The release did not quote McNeil, and he could not be reached for comment Monday night.



The announcement comes four days after the party's affairs and outreach director, Kevin Burgess, sent the organization a scathing resignation letter that indicted its leaders for failing to address systemic issues such as an "old boys club" and a lack of support for candidates of color.

"There is no vision, no plan, and no structure," Burgess wrote in his letter. "Multiple attempts to rectify this, through union representation and staff conversations, have not resulted in any remedies."

"Instead, leadership turns a blind eye to the concerns and needs of staff," he continued. "While I don't mean to speak for anyone else, I am not the only Vermont Democratic Party staffer who feels this way."

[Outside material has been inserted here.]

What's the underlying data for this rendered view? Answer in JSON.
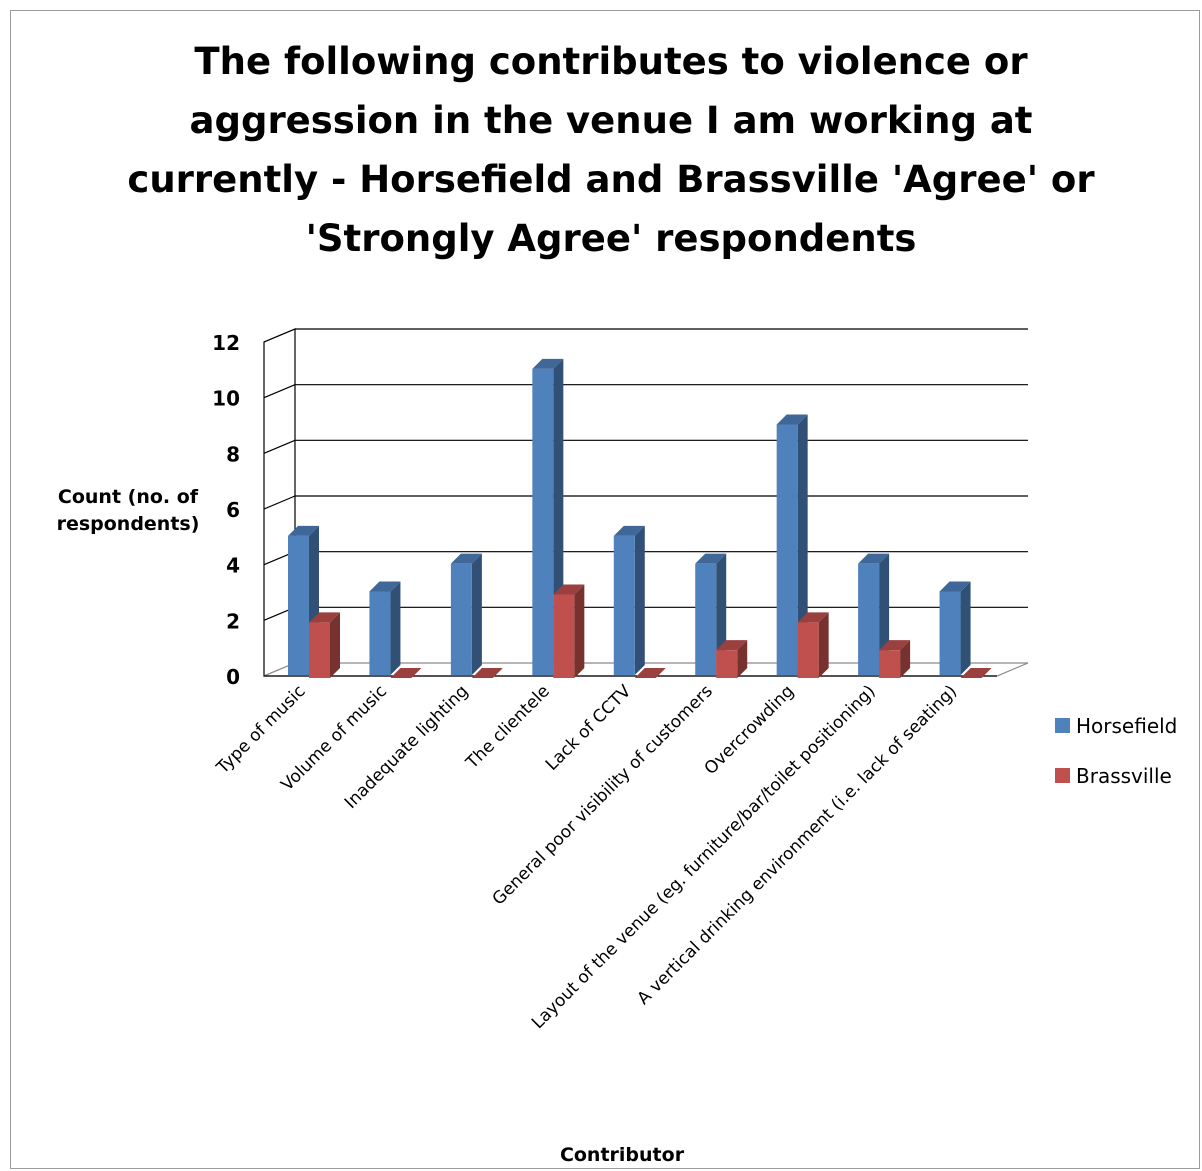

Burgess, who has declined to comment on his resignation, had hoped to continue working with the party until March 4. But hours after receiving his letter, the party said he was no longer an employee. Burgess could not be reached for an interview Monday night.
The Vermont Democratic Party has been plagued by a high rate of turnover in recent years. At the time of his 2019 hiring, McNeil was the third executive director in roughly a year. Three of the party's four other current employees measure their time there in months, while the party has had four chairs in as many years. The current one, Bruce Olsson, did not return a call for comment.

On Monday, the party's press release alluded to some of those struggles, describing a "significant change in staffing" of late. "We are very grateful for all of the good work that our staff has done, particularly in support of the 2020 election, as well as in preparation for the 2022 election cycle ahead," the party wrote.

Burgess' criticisms also appear to have struck a nerve, judging by the final paragraph of the press release, which described Democrats as having a "common mission to engage and welcome all Vermonters."

"We will be doing so through dedicated efforts to support our relationships with marginalized communities, through the ongoing work of our town and county committees, and by working with allied groups that share our vision for a more diverse and inclusive Vermont," the press release said.